Durante los cerca de cuarenta años durante los cuales se prolongó el régimen del General Franco en nuestro país, se produjo in hecho insólito en la historia de España, que ni siquiera se había dado en el siglo XVI, durante el gobierno de Carlos V o de su hijo Felipe II, a los que Franco siempre volvía en sus fundamentaciones, es decir una sobreprotección de la religión católica y a la vez, un uso tan partidista de la fe católica para unificar al país en torno a los intereses del dictador que coincidían estrechamente con los intereses de su régimen personal.
Lógicamente, la aparente luna de miel terminó en cuanto comenzó a aplicarse en España el Concilio Vaticano II y cada uno de sus principios fundamentales, en primer lugar, el del diálogo con la cultura de la modernidad, con el mundo, sobre la base común de la dignidad de la persona humana.
Los roces irán en aumento, según fueron publicando y aplicándose los documentos conciliares, en los que el choque con el régimen de Franco era más agudo, como los decretos acerca de la libertad religiosa, el ecumenismo, los derechos humanos, el respeto a la libertad sindical y política de los ciudadanos, la aplicación de la Constitución Gaudium et spes y la paulatina desaparición de los estados confesionales, la petición de san Pablo VI de que el régimen de Franco abandonara el derecho de presentación de los obispos, etc.
Precisamente, Franco había pretendido ser él mismo parte decisoria en la formación católica del pueblo, pues el gobierno de Franco que se había apresurado a publicar la Encíclica de Pío XI condenando el comunismo por oponerse a la dignidad evangélica del ser humano y promover la violencia como motor de la historia frente a la caridad cristiana, no tuvo inconveniente en poner trabas a la publicación de la condena del nazismo por parte de la Iglesia, mientras el propio Franco se hacía con el mando ideológico del llamado Movimiento nacional (72). Asimismo, decidió no dejar regresar a los Prelados expulsados por la República que tenían vitola de ideas “nacionalistas” (71).

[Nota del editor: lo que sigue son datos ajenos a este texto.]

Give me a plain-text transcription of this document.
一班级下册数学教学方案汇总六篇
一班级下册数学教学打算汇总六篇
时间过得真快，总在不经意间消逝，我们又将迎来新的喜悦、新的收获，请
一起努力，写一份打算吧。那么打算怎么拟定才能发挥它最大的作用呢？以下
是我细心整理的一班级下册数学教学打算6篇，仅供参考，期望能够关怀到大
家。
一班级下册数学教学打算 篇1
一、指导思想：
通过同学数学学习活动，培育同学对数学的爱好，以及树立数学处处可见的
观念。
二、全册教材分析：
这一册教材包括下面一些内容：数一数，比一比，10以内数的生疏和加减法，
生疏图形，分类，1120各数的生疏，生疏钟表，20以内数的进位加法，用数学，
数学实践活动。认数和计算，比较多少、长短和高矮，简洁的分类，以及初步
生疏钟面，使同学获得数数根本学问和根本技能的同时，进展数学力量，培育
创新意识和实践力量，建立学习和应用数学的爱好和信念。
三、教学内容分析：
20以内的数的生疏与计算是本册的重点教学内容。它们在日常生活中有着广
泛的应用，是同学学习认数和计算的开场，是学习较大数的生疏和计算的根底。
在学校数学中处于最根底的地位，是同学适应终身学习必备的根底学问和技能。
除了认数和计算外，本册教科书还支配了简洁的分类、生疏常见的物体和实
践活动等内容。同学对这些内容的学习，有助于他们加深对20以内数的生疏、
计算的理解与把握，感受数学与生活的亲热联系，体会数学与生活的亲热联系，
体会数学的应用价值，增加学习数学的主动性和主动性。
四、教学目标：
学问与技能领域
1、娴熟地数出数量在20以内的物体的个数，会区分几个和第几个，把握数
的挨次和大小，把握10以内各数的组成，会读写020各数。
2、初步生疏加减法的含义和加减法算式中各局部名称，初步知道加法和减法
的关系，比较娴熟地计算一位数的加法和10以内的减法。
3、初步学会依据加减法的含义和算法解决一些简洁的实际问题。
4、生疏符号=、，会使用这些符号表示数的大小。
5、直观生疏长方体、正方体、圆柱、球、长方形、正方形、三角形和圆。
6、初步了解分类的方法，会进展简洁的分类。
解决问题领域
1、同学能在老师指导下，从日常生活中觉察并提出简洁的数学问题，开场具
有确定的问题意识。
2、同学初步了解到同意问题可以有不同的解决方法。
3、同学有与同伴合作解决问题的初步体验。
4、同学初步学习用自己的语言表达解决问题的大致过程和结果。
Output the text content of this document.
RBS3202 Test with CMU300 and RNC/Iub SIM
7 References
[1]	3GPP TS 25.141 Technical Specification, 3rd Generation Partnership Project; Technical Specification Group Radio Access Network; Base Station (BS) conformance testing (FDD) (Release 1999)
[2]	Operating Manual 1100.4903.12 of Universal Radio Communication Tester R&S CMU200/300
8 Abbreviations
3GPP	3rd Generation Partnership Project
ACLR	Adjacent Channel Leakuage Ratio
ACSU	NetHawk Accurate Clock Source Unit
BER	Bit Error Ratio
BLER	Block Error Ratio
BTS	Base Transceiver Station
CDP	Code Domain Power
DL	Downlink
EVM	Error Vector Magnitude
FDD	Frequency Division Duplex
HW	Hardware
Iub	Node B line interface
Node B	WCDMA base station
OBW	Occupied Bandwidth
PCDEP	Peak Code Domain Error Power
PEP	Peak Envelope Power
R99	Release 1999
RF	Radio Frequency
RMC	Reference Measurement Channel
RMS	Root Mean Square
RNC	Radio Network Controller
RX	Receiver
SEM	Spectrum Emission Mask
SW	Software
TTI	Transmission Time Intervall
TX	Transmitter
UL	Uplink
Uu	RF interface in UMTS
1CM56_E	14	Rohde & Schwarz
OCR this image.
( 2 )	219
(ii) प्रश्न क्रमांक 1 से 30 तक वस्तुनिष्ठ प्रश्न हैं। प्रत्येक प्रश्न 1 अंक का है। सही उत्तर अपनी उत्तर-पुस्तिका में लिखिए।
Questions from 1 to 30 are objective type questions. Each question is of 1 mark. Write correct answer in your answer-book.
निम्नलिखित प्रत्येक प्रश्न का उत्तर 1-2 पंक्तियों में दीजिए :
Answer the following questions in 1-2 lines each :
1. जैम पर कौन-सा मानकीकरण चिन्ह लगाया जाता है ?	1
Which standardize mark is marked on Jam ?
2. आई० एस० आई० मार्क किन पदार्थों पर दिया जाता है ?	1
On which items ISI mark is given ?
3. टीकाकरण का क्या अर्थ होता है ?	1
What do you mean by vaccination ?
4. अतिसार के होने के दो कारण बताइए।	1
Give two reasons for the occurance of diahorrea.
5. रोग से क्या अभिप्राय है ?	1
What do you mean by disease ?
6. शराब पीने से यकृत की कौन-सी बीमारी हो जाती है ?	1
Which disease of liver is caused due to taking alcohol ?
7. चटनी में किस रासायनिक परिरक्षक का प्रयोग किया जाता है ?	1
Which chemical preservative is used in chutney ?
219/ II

Así pues, durante los años del franquismo se dotó a la Iglesia del necesario equipamiento destruido en la guerra por el odio a la fe católica de las autoridades de la zona Republicana, ya en manos de las fuerzas anarquistas y comunistas. A la vez Franco quiso que las grandes cabezas de la Iglesia ocuparan también puestos en el Consejo de Estado y en los grandes órganos Consultivos de la Nación, como establecen las leyes fundamentales franquistas de 1945 (53). Pero también es cierto que la educación católica que se impartió en la enseñanza fue más adoctrinación que verdadera formación, a juzgar por lo rápido que muchos españoles se dejaron arrastrar por la secularización imperante desde los años sesenta y setenta en Europa (127).
José Carlos Martín de la Hoz
Rafael Gómez Pérez, El Franquismo y la Iglesia, ediciones Rialp, Madrid 1986, 301 pp.